Com a crescente demanda por soluções sustentáveis, os Estados Unidos adotaram uma iniciativa inovadora que une energia limpa e preservação da água. Inspirado por experiências anteriores em países como a Índia, o projeto de instalação de painéis solares sobre canais de irrigação está se espalhando por estados como Califórnia, Utah e Arizona. A proposta não apenas gera eletricidade, mas também combate a evaporação da água — e já começa a gerar resultados promissores.
Energia solar que protege a água

A proposta ganhou força com o investimento de 25 milhões de dólares destinados à instalação de sistemas solares sobre canais em quatro estados. Só na Califórnia, o Projeto Nexus já cobriu mais de 6 mil quilômetros de canais com painéis, ajudando a reduzir perdas de água e a gerar eletricidade de forma limpa.
Em Turlock, um dos primeiros locais a receber o projeto, foram instalados cerca de 425 metros lineares de painéis orientados em duas direções diferentes, permitindo testar a melhor performance energética. Estima-se que a planta-piloto gere 1,3 GWh por ano, suficiente para abastecer centenas de casas e contribuir para a meta do estado de cortar 40% das emissões de carbono até 2030.

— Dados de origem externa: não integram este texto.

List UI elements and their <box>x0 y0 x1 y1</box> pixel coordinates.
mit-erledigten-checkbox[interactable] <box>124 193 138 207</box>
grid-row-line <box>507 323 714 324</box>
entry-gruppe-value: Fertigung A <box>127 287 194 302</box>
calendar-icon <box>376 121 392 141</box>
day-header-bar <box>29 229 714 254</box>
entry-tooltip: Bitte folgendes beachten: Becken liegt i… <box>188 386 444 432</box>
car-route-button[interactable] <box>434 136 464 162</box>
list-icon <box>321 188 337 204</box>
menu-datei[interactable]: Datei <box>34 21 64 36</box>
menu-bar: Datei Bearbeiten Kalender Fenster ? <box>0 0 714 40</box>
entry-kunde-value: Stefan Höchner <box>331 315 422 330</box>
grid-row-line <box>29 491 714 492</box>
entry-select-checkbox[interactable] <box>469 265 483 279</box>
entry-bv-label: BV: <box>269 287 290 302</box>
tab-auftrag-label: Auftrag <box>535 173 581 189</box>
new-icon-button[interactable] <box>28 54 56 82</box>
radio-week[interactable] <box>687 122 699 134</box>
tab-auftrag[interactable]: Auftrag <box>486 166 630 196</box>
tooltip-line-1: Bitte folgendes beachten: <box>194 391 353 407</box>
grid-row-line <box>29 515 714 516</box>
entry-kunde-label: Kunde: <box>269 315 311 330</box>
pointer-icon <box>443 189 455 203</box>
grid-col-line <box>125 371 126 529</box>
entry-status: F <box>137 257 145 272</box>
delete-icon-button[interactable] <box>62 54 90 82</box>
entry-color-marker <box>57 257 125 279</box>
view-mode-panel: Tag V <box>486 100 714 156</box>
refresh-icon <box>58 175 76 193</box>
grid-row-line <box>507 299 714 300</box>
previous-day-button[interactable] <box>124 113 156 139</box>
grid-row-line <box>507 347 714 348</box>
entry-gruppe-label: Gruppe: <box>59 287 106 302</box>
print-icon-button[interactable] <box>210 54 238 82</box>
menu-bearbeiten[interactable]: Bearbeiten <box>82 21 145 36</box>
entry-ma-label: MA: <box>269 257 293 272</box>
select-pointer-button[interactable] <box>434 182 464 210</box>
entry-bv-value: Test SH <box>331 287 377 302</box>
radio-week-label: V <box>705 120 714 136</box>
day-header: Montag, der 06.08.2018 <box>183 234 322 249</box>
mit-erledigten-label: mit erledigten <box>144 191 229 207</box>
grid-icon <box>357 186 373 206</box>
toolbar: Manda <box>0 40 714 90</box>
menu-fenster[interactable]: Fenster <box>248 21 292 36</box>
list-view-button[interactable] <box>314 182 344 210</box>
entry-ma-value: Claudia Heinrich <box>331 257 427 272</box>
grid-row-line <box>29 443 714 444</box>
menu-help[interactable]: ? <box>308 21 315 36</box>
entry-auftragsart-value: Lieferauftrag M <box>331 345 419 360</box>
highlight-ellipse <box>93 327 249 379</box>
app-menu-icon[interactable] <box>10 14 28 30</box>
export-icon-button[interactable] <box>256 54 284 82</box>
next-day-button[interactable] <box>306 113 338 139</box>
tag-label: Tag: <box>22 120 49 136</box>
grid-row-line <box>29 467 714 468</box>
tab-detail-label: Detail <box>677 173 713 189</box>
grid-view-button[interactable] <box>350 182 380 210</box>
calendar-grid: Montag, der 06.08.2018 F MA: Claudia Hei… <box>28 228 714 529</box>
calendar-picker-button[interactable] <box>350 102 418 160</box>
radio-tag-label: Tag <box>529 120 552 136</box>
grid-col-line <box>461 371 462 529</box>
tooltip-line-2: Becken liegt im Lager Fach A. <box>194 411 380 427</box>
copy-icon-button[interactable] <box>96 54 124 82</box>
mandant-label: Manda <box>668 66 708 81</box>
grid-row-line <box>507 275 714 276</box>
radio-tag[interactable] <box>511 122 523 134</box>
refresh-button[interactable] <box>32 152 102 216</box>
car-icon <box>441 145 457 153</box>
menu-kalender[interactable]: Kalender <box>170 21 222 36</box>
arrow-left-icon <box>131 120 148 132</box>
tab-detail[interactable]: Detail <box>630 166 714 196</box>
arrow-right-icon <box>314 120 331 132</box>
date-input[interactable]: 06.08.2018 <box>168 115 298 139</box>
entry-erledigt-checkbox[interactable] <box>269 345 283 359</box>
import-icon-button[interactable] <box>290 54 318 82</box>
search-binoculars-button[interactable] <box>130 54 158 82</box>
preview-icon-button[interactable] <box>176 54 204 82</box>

Além disso, os painéis funcionam como uma cobertura que bloqueia a luz solar direta, reduzindo a evaporação da água. Isso é crucial em estados que sofrem com secas prolongadas, como a Califórnia. A proteção extra também evita o crescimento excessivo de algas, contribuindo para a qualidade da água.
Uma tecnologia que já provou seu valor
Embora pareça novidade, essa estratégia já foi testada com sucesso em outros países. A Índia, por exemplo, instalou os primeiros painéis solares sobre canais em 2020, no estado de Gujarat, que possui uma extensa malha de canais de irrigação. Os resultados mostraram que a técnica não apenas economiza água e gera energia, mas também evita o uso de terras cultiváveis para usinas solares.
Com base nesse sucesso, os Estados Unidos ampliaram o escopo da iniciativa. Projetos como o do canal Delta-Mendota e a instalação planejada em Layton, Utah, prometem ir ainda mais longe. Neste último, estima-se que a sombra dos painéis evite a evaporação de 3,7 milhões de litros de água por ano.
A tecnologia também está sendo adaptada: em alguns locais, os painéis são elevados para facilitar o fluxo de ar e o trabalho de manutenção, garantindo a durabilidade do sistema mesmo em ambientes mais exigentes.
Riscos e desafios ambientais
Apesar dos benefícios, especialistas alertam que os impactos ambientais dessa solução ainda precisam ser mais bem compreendidos. Uma pesquisa realizada pela Universidade de Cornell mostrou que a cobertura parcial de corpos d’água com painéis pode aumentar em até 27% a emissão de gases de efeito estufa, como metano, devido à alteração na dinâmica dos ecossistemas aquáticos.
Segundo o estudo, cobrir grandes áreas de superfície aquática pode interferir em processos naturais, como a decomposição orgânica e a atividade microbiana. Esses efeitos indiretos ainda estão sendo estudados, e pesquisadores defendem que os projetos devem ser cuidadosamente planejados para evitar consequências negativas a longo prazo.
Mesmo assim, a combinação entre geração de energia e conservação hídrica representa uma grande oportunidade. O desafio será encontrar um equilíbrio entre eficiência energética e preservação dos ecossistemas.
Um passo estratégico rumo ao futuro
A expansão de projetos como o Nexus reforça a tendência de buscar soluções que unam sustentabilidade, inovação e preservação ambiental. Com o avanço da tecnologia e o apoio de políticas públicas, os painéis solares sobre canais podem se tornar uma alternativa cada vez mais comum — principalmente em regiões onde a água é um recurso precioso.
Ainda é cedo para avaliar todos os efeitos da iniciativa, mas os primeiros resultados indicam que estamos diante de uma transformação relevante na forma como produzimos energia e lidamos com os recursos hídricos. O céu — ou neste caso, a superfície da água — pode realmente ser o limite.